E perché no! Nulla lo impedisce, anzi. Dobbiamo subito innovare la legislazione al riguardo, renderla più permissiva, più semplice, per incentivarne l’utilizzo.
Ma, al momento in cui – ammesso e non concesso, perché si tratta di un processo lungo e disseminato di difficoltà! – si arrivi a ricoprire tutti quelle superfici, si pensa che il risultato a cui puntiamo sia stato raggiunto, che quella produzione sia sufficiente? Che il problema sia stato risolto? Che l’eolico non serva più?

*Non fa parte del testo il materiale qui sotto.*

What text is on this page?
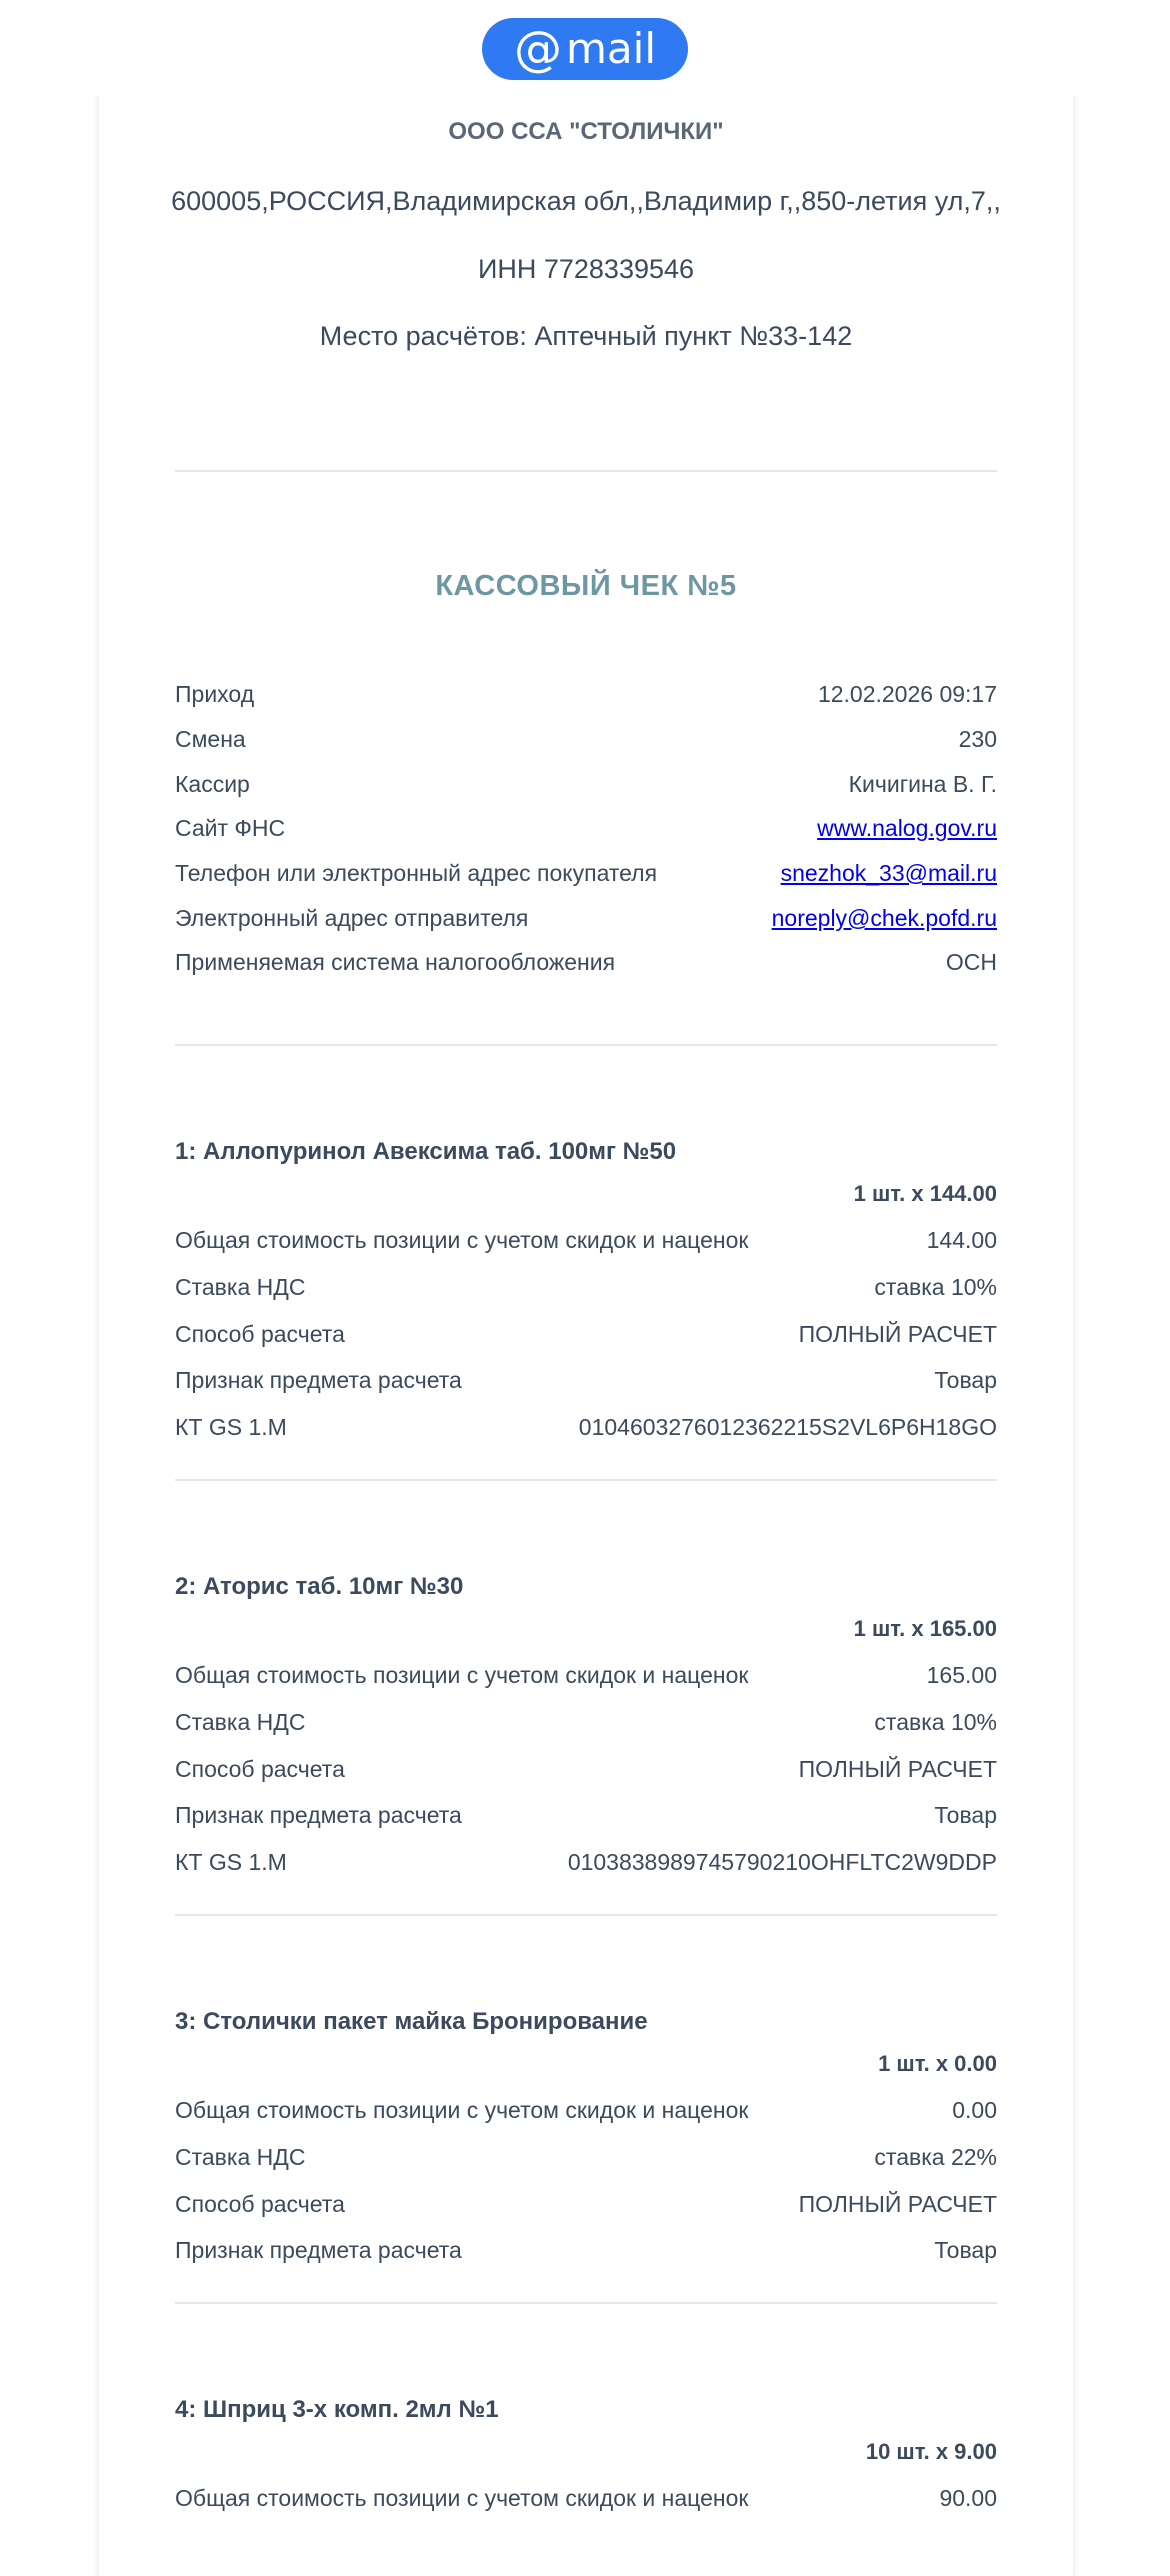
@ mail
ООО ССА "СТОЛИЧКИ"
600005,РОССИЯ,Владимирская обл,,Владимир г,,850-летия ул,7,,
ИНН 7728339546
Место расчётов: Аптечный пункт №33-142
КАССОВЫЙ ЧЕК №5
Приход	12.02.2026 09:17
Смена	230
Кассир	Кичигина В. Г.
Сайт ФНС	www.nalog.gov.ru
Телефон или электронный адрес покупателя	snezhok_33@mail.ru
Электронный адрес отправителя	noreply@chek.pofd.ru
Применяемая система налогообложения	ОСН
1: Аллопуринол Авексима таб. 100мг №50
1 шт. x 144.00
Общая стоимость позиции с учетом скидок и наценок	144.00
Ставка НДС	ставка 10%
Способ расчета	ПОЛНЫЙ РАСЧЕТ
Признак предмета расчета	Товар
КТ GS 1.M	0104603276012362215S2VL6P6H18GO
2: Аторис таб. 10мг №30
1 шт. x 165.00
Общая стоимость позиции с учетом скидок и наценок	165.00
Ставка НДС	ставка 10%
Способ расчета	ПОЛНЫЙ РАСЧЕТ
Признак предмета расчета	Товар
КТ GS 1.M	0103838989745790210OHFLTC2W9DDP
3: Столички пакет майка Бронирование
1 шт. x 0.00
Общая стоимость позиции с учетом скидок и наценок	0.00
Ставка НДС	ставка 22%
Способ расчета	ПОЛНЫЙ РАСЧЕТ
Признак предмета расчета	Товар
4: Шприц 3-х комп. 2мл №1
10 шт. x 9.00
Общая стоимость позиции с учетом скидок и наценок	90.00
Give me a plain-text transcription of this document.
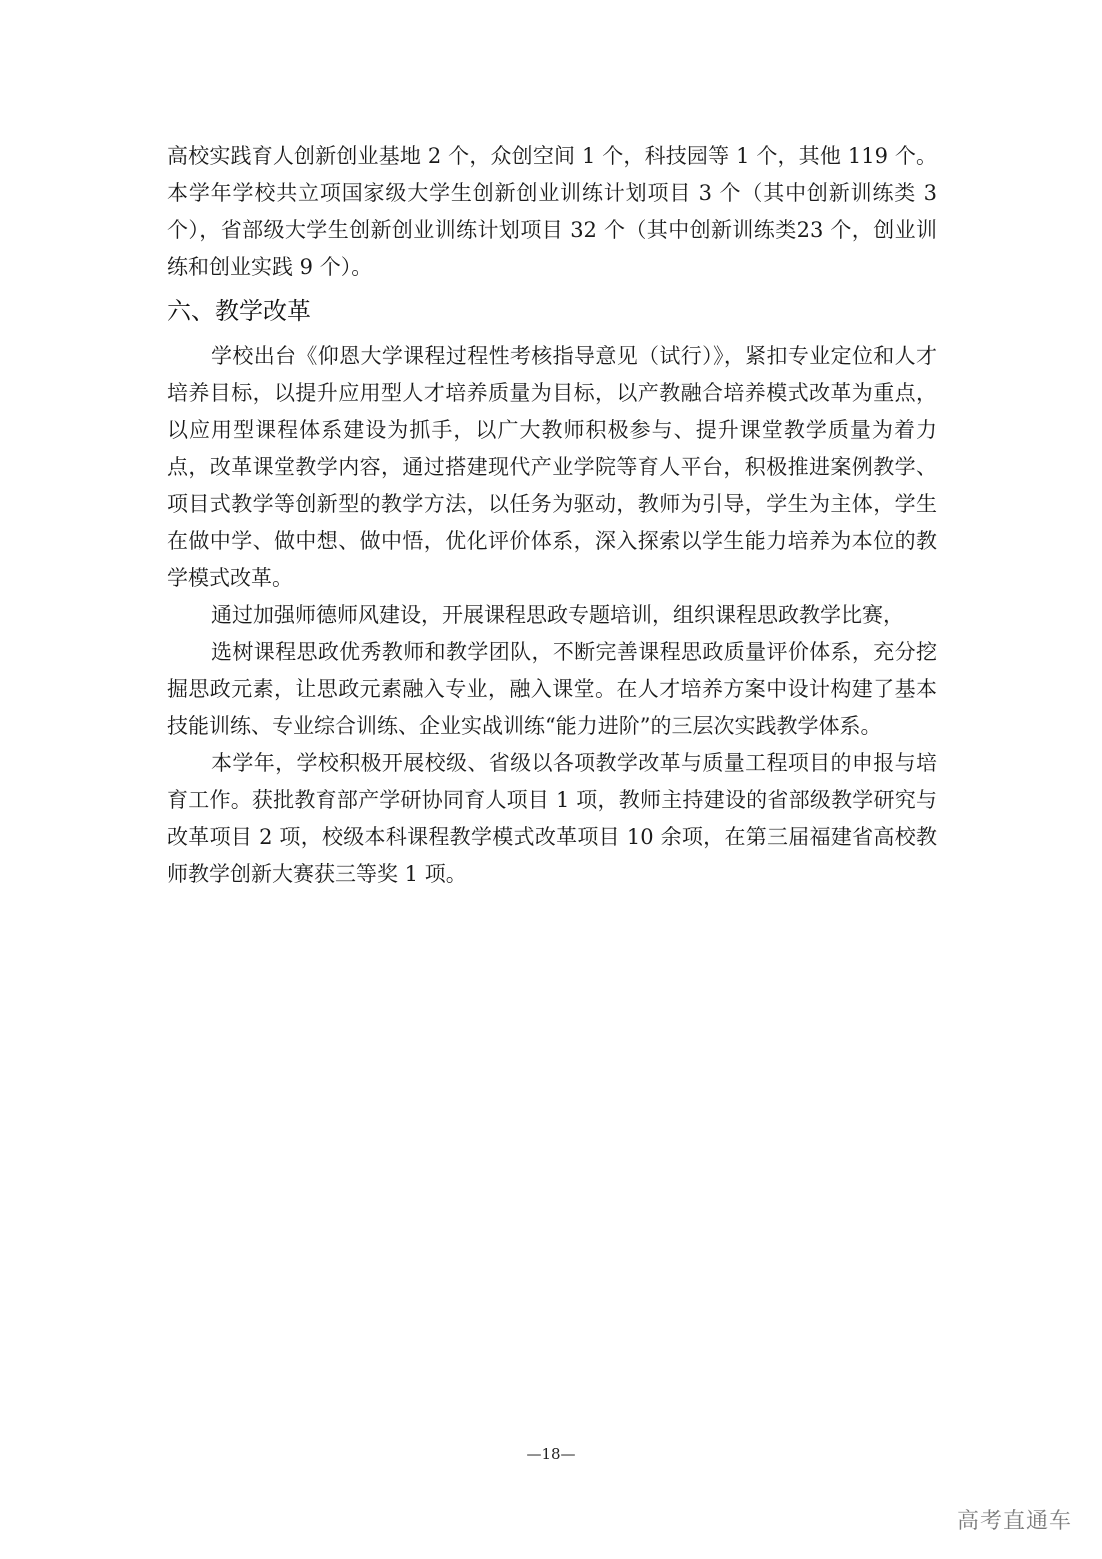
高校实践育人创新创业基地 2 个，众创空间 1 个，科技园等 1 个，其他 119 个。本学年学校共立项国家级大学生创新创业训练计划项目 3 个（其中创新训练类 3 个），省部级大学生创新创业训练计划项目 32 个（其中创新训练类23 个，创业训练和创业实践 9 个）。

六、教学改革

学校出台《仰恩大学课程过程性考核指导意见（试行）》，紧扣专业定位和人才培养目标，以提升应用型人才培养质量为目标，以产教融合培养模式改革为重点，以应用型课程体系建设为抓手，以广大教师积极参与、提升课堂教学质量为着力点，改革课堂教学内容，通过搭建现代产业学院等育人平台，积极推进案例教学、项目式教学等创新型的教学方法，以任务为驱动，教师为引导，学生为主体，学生在做中学、做中想、做中悟，优化评价体系，深入探索以学生能力培养为本位的教学模式改革。

通过加强师德师风建设，开展课程思政专题培训，组织课程思政教学比赛，

选树课程思政优秀教师和教学团队，不断完善课程思政质量评价体系，充分挖掘思政元素，让思政元素融入专业，融入课堂。在人才培养方案中设计构建了基本技能训练、专业综合训练、企业实战训练“能力进阶”的三层次实践教学体系。

本学年，学校积极开展校级、省级以各项教学改革与质量工程项目的申报与培育工作。获批教育部产学研协同育人项目 1 项，教师主持建设的省部级教学研究与改革项目 2 项，校级本科课程教学模式改革项目 10 余项，在第三届福建省高校教师教学创新大赛获三等奖 1 项。

—18—
高考直通车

No, assolutamente no. Saremo sicuramente ancora lontani da tutta la potenza rinnovabile necessaria a eliminare l’uso delle fonti fossili. E nella migliore delle ipotesi – ancora teorica! – avremmo creato un diagramma di produzione con punte particolarmente elevate in pieno giorno e nel periodo estivo.
E per il resto della giornata? E, soprattutto, per il resto dell’anno?
Cominciare a mettere già ora a terra quanto più eolico possibile è proprio una idea peregrina? Una pratica inutile? Da contrastare? - La fonte eolica è stata oggetto di interessi mafiosi, disonesti, molte cose sono state fatte male. Certo, non si può negare, anche se per fortuna il malaffare è stato fortemente limitato da quando la remunerazione della produzione avviene in base all’energia effettivamente prodotta. Ma, mi chiedo: è la sola attività che in Italia, e non solo in Italia, è oggetto di appetiti disonesti, o viene gestita allo scopo di far soldi o viene fatta male?
Facciamo a meno di fare anche tutte le altre che presentano questi pericoli?
Lasciamo dove sono le immondizie? Non asfaltiamo più le strade? Non distribuiamo le licenze di costruzione o quelle produttive? Non facciamo più ospedali? Non organizziamo più le mense scolastiche? Non assistiamo più i migranti? Ecc. ecc. ecc.
Continuo sino a riempire la pagina?
L’eolico è una fonte di cui non possiamo privarci, non può sottostare a tutta una serie di blocchi che ne impediscono lo sviluppo e va installato semplicemente – salvo condizioni particolarissime! – se e dove la sua collocazione rispetti questi due criteri essenziali:
- la ventosità del luogo deve essere tale da garantire che nei 20-25 anni della sua esistenza (prima di schiattare!) produca molta più energia di quella che è servita a montarlo e servirà per smontarlo. Magari investendo ed esaurendo per primi tutti i bassi fondali marini sufficientemente ventosi.
- dev’essere inserito in una rete in grado di accettare e sfruttare permanentemente sino all’ultimo kWh che saprà produrre. (aspetto da garantire anche al fotovoltaico).
In linea di principio questo è il criterio corretto da applicare. In effetti, potrebbe essere un problema di difficile soluzione, risolvibile solo con enormi accumuli (?) o con una rete fortemente interconnessa a livello internazionale, a coprire fusi orari o latitudini diverse. I picchi di una realtà in quel caso verrebbero assorbiti dai consumi di un’altra, lontana migliaia di chilometri o interessata da orari diversi, e viceversa.
Per una più facile gestione, potrebbe risultare meno problematico non immettere in rete almeno parte dei picchi, accettando la perdita di efficienza del sistema. Questo comporterebbe la necessità di installare un quantitativo maggiore di impianti rinnovabili. Rendendo ancora più urgente installarne tanti e subito.
Se vogliamo tentare di salvarci dobbiamo sviluppare le energie rinnovabili quanto più velocemente e massicciamente possibile, pur rinunciando a qualcosa. Certo il meno possibile, teniamoci care le cose che ci piacciono, ma facciamo tutto quanto è nelle nostre possibilità per mantenerne almeno una parte a disposizione anche delle generazioni future.